The challenge lies in managing these projects to perfection while maintaining a delicate balance.

Harnessing friction

Software development projects typically involve product managers, backend developers, frontend developers and software leads, their roles broadly well-defined. Most organizations have software to track and manage their work.

Machine learning projects involve a few additional specialist stakeholders—data scientists and machine learning engineers. In some organizations, the same person straddles the two roles.

When so many highly specialized engineers come together for a project, friction is inevitable. Desired, even. Complex engagements demand friction. The challenge lies in harnessing that energy for smooth and efficient execution. You need to begin with clearly defining the roles and responsibilities for product managers, data scientists, machine learning engineers, and the sundry others who will be involved.

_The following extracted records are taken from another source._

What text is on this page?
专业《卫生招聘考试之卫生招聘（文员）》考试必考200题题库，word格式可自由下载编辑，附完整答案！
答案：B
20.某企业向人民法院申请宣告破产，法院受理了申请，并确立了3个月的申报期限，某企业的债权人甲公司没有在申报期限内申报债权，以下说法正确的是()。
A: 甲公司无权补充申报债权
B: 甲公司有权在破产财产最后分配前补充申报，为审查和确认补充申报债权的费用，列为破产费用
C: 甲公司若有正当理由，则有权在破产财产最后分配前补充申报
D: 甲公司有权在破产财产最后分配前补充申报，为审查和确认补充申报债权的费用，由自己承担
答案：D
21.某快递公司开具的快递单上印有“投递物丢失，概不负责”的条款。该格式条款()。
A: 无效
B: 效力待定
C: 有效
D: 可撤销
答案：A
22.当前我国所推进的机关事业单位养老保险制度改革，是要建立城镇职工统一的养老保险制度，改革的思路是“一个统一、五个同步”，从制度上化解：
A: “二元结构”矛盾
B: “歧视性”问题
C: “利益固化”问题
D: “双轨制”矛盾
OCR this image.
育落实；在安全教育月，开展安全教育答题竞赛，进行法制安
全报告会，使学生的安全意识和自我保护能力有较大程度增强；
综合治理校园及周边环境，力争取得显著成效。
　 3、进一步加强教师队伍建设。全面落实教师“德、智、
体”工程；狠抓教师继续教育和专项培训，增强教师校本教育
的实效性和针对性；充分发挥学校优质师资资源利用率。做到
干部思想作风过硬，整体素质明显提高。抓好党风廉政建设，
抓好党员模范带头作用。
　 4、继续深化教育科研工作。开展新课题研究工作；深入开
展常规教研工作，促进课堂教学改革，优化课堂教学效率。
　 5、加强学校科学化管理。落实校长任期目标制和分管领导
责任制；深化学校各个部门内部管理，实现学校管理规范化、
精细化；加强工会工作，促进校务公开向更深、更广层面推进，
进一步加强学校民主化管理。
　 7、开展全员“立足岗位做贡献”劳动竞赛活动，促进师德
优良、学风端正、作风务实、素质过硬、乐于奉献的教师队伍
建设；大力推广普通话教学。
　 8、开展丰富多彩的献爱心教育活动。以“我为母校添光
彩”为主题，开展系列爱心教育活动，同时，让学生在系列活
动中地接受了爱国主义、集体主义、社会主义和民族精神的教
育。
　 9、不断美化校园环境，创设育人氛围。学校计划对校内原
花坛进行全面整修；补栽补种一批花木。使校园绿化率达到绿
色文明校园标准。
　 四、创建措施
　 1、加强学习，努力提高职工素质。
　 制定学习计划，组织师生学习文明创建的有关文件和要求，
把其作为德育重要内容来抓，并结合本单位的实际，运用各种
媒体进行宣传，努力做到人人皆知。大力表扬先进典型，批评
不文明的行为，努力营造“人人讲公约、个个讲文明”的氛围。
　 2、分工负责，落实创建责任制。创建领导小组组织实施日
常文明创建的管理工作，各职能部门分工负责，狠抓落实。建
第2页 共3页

As the manager of a machine learning team, my role primarily entails creating a collaborative environment for ML engineers and data scientists to work with product engineers. This is to provide as much clarity and independence to each stakeholder and empower them to be on top of their game.

Many a time, a complex model built by data scientists cannot be engineered within the timelines. I need to factor in such challenges that often crop up in ML projects while defining the roles and responsibilities.

Layering project workflows

Break down any software or feature development project into bite-sized tasks that can be more easily managed and tracked. These will form the building blocks of your project workflow. Based on my experience with machine learning projects, I have crafted a workflow that would be applicable to other similar projects as well.

At Freshworks, this framework is particularly relevant to ML/AI projects such as those involving Freddy, our artificial intelligence platform. Projects that deliver predictive insights, automate repetitive tasks, and surface new opportunities so customers can harness the power of AI.

I have split the workflow into five broad categories.

1. Defining the problem

A clear statement of the task at hand is crucial for aligning all the stakeholders with the project’s mission. The project manager, with help from the machine learning manager, should not just define the problem and success metrics but also translate and make them relatable to each of the stakeholders.

2. Data exploration and quality

This is the most important and yet the most ignored activity by machine learning teams. The more you dig into your data sources, the easier and better your end products will be. Data scientists and ML engineers should play tag team here.

This stage will set the rhythm for the rest of the project.

3. Modeling

This stage is data science-heavy and includes all the experimentation and modeling done by the data scientist. From a product development standpoint, it is crucial to figure how and when to stop with experimentation so the engineers can take over.

The data scientist needs to ensure that the models are not too complex to be deployed within the project’s timelines.

4. Productionization

This is a crucial stage where all the stakeholders meet again. Timelines, model accuracy, and engineering contracts should be revisited and finalized now. A crucial step that happens here is code handover from the data scientist to the machine learning engineers.

Once the first version of the framework/code is written, ML engineers should explain it to the data scientist. From here, any incremental changes to the model or feature engineering should be doable by the data scientist.

This is a typical point of friction between these two stakeholders.

5. Quality check

Broadly, there are two aspects of quality check in this stage:

1. Ensuring model accuracies are the same between the production code and experimentations that were done earlier; and

2. Ensuring that the customer-facing interface works smoothly with the backend ML engineering framework.

And you’re done!

I hope this framework for modeling ML project workflows is useful for teams in navigating the contours of their new workspaces.

While this blog focuses on a particular aspect of product or feature development, it offers a hassle-free template that can be adopted for other complex collaborations as well. Particularly if the only way to connect with the key stakeholders in your projects is virtual.